Sure I have a cite. I’m being semi-facetious here but really, has there ever been an important scientific theory that has achieved broad consensus on the basis of one single paper that was never challenged or corroborated? I don’t dispute the point you’re making, I simply say that it’s a very narrow one, most often seen in specific areas of medical research which has its own challenges as I’ve already said, and where there are vested interests anxious to see positive results in clinical trials.

But my original point was with regard to the big picture – the fact that significant claims like those of Wakefield were refuted – by the CDC, by the American Academy of Pediatrics, by the Institute of Medicine of the US National Academy of Sciences, by the UK National Health Service, and many others. So much for “negative results don’t get published”. Wakefield’s claim had traction only due to irresponsible and unwarranted public grandstanding and a grossly irresponsible popular media, some of which (like the notorious Daily Mail, currently doing right-wing hatchet jobs on climate science) were politically motivated.

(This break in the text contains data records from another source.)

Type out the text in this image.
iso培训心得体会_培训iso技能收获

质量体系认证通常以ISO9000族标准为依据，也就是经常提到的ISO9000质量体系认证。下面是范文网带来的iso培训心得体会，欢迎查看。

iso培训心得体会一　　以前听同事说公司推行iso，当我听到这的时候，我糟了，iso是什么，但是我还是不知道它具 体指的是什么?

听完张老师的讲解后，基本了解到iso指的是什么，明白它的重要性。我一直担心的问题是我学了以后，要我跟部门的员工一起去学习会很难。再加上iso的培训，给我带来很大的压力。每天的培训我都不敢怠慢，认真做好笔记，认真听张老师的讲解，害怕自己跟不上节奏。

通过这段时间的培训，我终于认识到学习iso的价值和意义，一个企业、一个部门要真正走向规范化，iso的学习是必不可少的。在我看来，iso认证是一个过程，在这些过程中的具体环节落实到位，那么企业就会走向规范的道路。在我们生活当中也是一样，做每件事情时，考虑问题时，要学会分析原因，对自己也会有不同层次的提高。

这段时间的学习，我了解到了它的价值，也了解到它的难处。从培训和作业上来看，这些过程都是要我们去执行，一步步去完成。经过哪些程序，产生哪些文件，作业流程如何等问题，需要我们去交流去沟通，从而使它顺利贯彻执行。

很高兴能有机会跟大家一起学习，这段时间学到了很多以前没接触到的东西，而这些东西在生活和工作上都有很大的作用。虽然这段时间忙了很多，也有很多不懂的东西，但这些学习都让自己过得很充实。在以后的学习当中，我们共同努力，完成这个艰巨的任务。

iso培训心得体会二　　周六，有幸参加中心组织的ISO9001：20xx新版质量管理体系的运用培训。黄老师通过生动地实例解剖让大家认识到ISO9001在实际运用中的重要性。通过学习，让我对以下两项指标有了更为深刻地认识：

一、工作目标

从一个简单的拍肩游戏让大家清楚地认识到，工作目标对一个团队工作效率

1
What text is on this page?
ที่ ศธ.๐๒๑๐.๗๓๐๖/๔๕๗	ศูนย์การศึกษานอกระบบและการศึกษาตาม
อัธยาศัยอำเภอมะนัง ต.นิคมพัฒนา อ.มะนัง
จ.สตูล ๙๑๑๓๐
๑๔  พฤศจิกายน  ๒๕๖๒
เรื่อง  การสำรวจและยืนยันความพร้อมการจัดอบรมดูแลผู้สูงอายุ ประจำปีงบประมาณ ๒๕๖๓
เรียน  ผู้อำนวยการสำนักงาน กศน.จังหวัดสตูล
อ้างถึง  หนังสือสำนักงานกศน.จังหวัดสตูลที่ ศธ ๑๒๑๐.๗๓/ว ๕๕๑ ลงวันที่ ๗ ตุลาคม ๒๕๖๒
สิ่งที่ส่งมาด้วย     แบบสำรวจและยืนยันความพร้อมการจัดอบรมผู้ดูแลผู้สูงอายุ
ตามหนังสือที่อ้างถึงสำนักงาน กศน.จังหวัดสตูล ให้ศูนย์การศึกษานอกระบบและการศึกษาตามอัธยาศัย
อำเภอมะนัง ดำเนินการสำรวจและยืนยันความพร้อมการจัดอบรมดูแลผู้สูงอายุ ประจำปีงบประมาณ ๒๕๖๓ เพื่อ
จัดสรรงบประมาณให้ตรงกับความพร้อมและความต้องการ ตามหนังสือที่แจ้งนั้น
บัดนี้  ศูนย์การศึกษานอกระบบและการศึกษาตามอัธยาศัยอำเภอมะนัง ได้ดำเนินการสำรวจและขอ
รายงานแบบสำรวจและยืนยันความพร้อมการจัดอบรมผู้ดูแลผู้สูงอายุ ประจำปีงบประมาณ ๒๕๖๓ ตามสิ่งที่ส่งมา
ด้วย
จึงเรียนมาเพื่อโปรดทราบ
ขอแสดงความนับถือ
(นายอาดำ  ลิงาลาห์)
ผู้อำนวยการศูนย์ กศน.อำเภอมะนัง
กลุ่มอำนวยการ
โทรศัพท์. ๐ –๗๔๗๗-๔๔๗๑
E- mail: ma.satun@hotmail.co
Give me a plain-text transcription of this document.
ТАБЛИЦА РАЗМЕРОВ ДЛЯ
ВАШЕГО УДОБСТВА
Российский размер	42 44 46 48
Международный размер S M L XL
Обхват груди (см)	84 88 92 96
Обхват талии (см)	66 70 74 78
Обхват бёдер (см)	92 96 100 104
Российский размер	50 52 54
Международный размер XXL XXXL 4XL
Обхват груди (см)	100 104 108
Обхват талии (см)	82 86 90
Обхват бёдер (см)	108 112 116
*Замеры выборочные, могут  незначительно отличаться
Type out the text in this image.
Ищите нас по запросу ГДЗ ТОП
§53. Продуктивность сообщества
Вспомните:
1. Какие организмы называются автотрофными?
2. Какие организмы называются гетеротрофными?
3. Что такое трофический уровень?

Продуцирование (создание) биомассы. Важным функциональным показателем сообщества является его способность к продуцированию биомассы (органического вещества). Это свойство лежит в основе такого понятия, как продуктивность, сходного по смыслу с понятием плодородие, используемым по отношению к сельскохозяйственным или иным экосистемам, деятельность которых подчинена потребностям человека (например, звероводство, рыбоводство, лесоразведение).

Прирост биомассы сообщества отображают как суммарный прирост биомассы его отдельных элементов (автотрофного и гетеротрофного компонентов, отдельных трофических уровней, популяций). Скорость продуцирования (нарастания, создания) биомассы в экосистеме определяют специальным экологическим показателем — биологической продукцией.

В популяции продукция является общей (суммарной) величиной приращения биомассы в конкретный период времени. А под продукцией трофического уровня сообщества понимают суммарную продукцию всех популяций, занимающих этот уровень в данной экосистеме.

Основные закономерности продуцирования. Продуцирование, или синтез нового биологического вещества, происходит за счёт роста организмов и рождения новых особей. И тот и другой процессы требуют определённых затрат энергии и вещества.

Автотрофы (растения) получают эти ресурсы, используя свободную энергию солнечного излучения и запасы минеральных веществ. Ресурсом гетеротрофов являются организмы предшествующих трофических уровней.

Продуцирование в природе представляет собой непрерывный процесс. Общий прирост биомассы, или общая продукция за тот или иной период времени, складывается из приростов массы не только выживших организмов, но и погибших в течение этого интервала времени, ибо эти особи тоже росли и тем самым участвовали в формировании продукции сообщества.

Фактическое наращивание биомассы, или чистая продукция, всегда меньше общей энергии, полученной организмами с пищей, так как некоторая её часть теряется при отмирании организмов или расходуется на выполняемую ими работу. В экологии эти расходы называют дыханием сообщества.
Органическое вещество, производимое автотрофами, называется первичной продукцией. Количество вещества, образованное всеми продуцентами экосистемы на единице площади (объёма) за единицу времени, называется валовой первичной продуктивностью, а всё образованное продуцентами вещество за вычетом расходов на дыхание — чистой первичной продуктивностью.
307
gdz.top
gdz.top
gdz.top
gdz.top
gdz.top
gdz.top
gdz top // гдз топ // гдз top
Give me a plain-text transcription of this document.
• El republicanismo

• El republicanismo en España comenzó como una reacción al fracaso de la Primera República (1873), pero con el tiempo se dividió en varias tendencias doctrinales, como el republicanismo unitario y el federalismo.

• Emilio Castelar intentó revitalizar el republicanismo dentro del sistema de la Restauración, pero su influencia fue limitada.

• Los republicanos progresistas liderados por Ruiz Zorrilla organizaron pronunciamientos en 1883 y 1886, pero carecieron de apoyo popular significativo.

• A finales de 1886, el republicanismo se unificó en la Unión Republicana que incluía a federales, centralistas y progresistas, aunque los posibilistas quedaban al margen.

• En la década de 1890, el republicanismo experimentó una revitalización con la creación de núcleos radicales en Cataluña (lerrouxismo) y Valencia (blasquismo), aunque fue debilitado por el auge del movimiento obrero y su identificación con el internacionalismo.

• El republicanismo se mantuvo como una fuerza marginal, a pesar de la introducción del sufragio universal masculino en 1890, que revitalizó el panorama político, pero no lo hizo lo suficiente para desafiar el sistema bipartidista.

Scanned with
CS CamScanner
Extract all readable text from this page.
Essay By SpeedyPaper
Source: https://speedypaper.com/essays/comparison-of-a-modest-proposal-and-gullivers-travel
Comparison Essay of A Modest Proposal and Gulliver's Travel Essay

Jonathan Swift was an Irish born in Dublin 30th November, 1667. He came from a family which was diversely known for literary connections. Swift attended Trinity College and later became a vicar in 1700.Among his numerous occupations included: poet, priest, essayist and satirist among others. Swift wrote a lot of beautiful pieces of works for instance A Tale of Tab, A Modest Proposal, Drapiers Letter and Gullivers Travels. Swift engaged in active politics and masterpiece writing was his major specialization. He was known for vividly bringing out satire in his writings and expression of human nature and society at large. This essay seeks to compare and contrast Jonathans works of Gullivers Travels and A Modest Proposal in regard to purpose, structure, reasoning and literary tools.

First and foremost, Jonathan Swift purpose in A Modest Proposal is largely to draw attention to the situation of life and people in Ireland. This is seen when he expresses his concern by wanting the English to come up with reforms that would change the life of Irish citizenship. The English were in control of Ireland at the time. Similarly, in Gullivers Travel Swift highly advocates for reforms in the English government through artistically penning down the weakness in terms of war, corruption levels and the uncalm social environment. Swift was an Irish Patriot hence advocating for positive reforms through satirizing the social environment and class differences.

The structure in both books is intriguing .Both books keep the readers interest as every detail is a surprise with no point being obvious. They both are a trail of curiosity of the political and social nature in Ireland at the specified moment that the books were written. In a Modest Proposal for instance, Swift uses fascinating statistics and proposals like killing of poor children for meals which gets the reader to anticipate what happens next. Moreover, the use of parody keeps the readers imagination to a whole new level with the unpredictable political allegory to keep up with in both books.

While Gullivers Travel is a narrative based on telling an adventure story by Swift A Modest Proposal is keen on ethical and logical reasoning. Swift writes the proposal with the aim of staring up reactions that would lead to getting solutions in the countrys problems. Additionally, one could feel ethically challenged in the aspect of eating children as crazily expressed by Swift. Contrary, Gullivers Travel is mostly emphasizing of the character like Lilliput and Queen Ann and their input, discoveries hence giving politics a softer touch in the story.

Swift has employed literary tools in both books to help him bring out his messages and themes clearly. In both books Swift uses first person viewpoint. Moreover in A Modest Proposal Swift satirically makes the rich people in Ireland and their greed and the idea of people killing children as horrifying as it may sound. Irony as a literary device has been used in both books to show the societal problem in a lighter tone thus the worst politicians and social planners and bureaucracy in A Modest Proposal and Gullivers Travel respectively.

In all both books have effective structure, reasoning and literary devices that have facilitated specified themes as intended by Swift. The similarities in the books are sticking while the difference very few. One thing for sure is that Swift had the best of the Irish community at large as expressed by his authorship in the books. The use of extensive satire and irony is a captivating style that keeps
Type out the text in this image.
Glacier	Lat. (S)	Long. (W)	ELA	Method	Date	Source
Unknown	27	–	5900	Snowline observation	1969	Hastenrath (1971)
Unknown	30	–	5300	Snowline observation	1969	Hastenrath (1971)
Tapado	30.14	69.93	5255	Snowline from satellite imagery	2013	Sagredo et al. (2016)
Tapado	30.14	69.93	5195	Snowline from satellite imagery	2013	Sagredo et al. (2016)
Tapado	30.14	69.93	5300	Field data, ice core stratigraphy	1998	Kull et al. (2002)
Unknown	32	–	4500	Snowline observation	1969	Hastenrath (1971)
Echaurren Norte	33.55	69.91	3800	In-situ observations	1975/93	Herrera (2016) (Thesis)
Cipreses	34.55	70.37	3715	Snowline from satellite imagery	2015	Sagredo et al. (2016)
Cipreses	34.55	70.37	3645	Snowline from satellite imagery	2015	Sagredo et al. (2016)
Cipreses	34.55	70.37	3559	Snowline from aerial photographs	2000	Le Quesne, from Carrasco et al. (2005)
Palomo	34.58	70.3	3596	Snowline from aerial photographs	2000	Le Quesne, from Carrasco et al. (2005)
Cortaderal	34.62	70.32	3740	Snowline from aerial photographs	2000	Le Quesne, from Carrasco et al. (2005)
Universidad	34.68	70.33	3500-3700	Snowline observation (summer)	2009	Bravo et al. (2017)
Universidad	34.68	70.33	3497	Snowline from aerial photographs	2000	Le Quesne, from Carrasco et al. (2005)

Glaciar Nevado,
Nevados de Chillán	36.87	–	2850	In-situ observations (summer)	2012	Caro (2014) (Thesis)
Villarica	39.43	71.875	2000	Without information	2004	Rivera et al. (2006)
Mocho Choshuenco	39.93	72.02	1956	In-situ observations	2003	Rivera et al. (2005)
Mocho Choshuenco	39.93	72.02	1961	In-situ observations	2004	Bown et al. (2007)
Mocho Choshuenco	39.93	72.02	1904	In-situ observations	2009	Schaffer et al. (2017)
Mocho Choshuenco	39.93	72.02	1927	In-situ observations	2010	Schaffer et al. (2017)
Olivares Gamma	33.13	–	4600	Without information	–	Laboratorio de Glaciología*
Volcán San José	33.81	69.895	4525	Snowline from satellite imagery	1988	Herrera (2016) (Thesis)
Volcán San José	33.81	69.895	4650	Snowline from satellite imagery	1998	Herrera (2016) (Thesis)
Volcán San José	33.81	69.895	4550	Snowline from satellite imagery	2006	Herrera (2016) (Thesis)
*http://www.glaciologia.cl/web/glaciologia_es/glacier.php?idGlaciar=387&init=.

My original point was also with regard to the ridiculous statement that “journals want positive results”. No, what journals want is meaningful research. Negative results are rarely as simple as “I tried what Joe did and it didn’t work for me”, which would be a very short and unpublishable paper. But in practice what does get published is usually a battle of competing theories, with negative results and other evidence forming the genesis of new hypotheses. It’s an opportunity to refine or entirely displace an existing theory based on new evidence. Indeed it’s been said that it’s the unexpected result, not the expected one, that leads to all real scientific advancement.

A discussion like this would belong in GD except that I’m not sure there’s really any more to say.